INVESTIGADORES
RAUSCHEMBERGER Maria Belen
congresos y reuniones científicas
Título:
Cellular and molecular mechanism of action of Raloxifene on vascular tissue
Autor/es:
RAUSCHEMBERGER, M.B.; CUTINI, P.; SANDOVAL, M.; POLINI, N.; MASSHEIMER, V.
Lugar:
Buenos Aires, Argentina; 15 al 18 de Agosto de 2007
Reunión:
Congreso; XXIV Reunión anual de la Asociación Argentina de Osteología y Metabolismo Mineral (AAOMM); 2007
Institución organizadora:
AAOMM
Resumen:
Raloxifene (Rx) is a selective estrogen receptor modulator (SERM). Although, the use of Rx has been approved for the treatment of postmenopausal osteoporosis, little is known about its vascular effect. In this study, we evaluated whether Rx could modulate the cellular and molecular events associated with atherosclerotic lesions. In rat aortic strips, 5 20 min treatment with 10nM Rx significantly increased nitric oxide (NO) synthesis, event prevented by the estrogen receptor antagonist ICI 182780 (0.51±0.09 vs 0.82± 0.02; 0.52±0.03 vs 0.46±0.09 pmol NO/mg prot, control vs Rx without or with ICI 182780, p< 0.01).

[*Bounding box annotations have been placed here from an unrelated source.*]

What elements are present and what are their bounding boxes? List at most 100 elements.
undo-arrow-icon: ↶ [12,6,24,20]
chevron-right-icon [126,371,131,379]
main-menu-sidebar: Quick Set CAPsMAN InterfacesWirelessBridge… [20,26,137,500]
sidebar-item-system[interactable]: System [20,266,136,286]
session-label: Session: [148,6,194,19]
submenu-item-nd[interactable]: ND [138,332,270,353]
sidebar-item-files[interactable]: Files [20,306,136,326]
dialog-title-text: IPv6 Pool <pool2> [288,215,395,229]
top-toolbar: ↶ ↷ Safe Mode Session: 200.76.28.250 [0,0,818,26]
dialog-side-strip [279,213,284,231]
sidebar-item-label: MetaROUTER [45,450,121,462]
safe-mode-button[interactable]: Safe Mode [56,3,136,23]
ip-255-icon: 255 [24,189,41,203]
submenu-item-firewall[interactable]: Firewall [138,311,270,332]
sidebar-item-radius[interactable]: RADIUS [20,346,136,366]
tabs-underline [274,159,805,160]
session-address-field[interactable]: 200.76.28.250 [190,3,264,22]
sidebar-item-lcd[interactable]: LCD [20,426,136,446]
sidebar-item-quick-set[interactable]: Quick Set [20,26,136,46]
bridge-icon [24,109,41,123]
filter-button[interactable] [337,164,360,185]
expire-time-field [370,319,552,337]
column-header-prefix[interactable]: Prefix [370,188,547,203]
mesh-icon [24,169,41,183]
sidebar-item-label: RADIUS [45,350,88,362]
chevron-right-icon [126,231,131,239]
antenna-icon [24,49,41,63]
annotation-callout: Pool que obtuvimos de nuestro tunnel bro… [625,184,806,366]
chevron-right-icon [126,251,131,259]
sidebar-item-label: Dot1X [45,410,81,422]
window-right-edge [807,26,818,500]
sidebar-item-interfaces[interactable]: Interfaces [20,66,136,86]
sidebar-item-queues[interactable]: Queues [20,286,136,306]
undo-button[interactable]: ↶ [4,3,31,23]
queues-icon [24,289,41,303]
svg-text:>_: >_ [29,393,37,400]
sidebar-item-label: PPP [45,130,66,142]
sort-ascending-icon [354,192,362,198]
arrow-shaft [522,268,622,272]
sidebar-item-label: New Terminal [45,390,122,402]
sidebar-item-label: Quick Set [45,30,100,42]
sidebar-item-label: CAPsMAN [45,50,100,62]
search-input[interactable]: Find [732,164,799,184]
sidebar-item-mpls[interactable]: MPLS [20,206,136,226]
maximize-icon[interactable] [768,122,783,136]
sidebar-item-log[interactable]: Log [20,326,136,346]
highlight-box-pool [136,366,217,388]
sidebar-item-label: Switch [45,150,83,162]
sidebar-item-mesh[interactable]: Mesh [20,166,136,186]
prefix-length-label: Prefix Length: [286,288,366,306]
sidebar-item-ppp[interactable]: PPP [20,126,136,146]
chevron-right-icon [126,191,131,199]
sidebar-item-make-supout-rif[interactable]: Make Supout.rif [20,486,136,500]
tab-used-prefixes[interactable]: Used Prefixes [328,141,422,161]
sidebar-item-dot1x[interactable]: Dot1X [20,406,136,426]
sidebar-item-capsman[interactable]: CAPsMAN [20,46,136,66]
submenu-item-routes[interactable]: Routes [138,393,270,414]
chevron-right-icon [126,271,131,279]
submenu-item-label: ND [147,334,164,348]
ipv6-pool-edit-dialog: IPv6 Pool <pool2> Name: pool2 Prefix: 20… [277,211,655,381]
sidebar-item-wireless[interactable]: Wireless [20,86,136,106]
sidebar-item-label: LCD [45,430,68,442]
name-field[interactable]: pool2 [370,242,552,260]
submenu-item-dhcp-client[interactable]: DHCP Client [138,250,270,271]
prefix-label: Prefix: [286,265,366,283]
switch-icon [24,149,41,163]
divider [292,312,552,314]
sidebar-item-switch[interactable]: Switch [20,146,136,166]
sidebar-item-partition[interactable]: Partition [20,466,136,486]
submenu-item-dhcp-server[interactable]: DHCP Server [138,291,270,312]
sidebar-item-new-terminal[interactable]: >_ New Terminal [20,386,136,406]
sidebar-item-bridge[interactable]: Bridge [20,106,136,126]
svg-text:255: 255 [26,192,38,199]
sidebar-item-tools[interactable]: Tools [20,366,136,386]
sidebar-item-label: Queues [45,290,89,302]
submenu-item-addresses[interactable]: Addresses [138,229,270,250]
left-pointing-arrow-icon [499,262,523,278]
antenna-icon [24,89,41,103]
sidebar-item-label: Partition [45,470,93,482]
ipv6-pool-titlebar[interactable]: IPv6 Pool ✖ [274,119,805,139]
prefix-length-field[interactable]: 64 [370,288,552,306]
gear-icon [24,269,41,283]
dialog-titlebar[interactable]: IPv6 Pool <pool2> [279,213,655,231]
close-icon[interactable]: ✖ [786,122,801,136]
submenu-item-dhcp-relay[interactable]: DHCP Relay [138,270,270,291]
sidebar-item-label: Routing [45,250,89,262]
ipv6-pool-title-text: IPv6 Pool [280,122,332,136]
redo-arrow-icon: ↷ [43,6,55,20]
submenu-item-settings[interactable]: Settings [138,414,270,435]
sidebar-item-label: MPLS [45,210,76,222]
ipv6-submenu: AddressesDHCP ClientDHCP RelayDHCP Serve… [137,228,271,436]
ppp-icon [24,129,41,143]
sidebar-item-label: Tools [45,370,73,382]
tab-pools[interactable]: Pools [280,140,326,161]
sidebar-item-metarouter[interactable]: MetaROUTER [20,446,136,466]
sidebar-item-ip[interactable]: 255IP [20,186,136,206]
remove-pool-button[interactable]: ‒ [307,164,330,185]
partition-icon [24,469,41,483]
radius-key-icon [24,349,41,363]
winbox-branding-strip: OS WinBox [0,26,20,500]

This stimulatory action was dependent on PI3K cascade activation, since the presence of LY 294002 (PI3K antagonist) suppressed the enhancement in NO elicited by Rx (61 vs. 2% above control in the absence or presence of 1 mM Ly 294002 respectively). When platelet aggregation was evaluated, the SERM exhibited an antiaggregatory action, dependent on the nitric oxide release from endothelial cells. The effect of Rx on cell proliferation was investigated in endothelial cell (EC) and vascular smooth muscle cell (VSMC) cultures by measuring 3H thymidine incorporation. In EC, Rx (24 hs treatment) significantly inhibited DNA synthesis. In contrast, Rx (1nM -10 mM) markedly increase VSMC 3H thymidine uptake, event prevented by the presence ICI182780. Indeed, Rx also modulated VSMC migration. In summary, the results obtained provide evidence that the mechanism of action of Rx on vascular tissue involves genomic (cell proliferation) and non-genomic action (nitric oxide production) dependent on estrogen receptor participation and PI3K transduction system activation.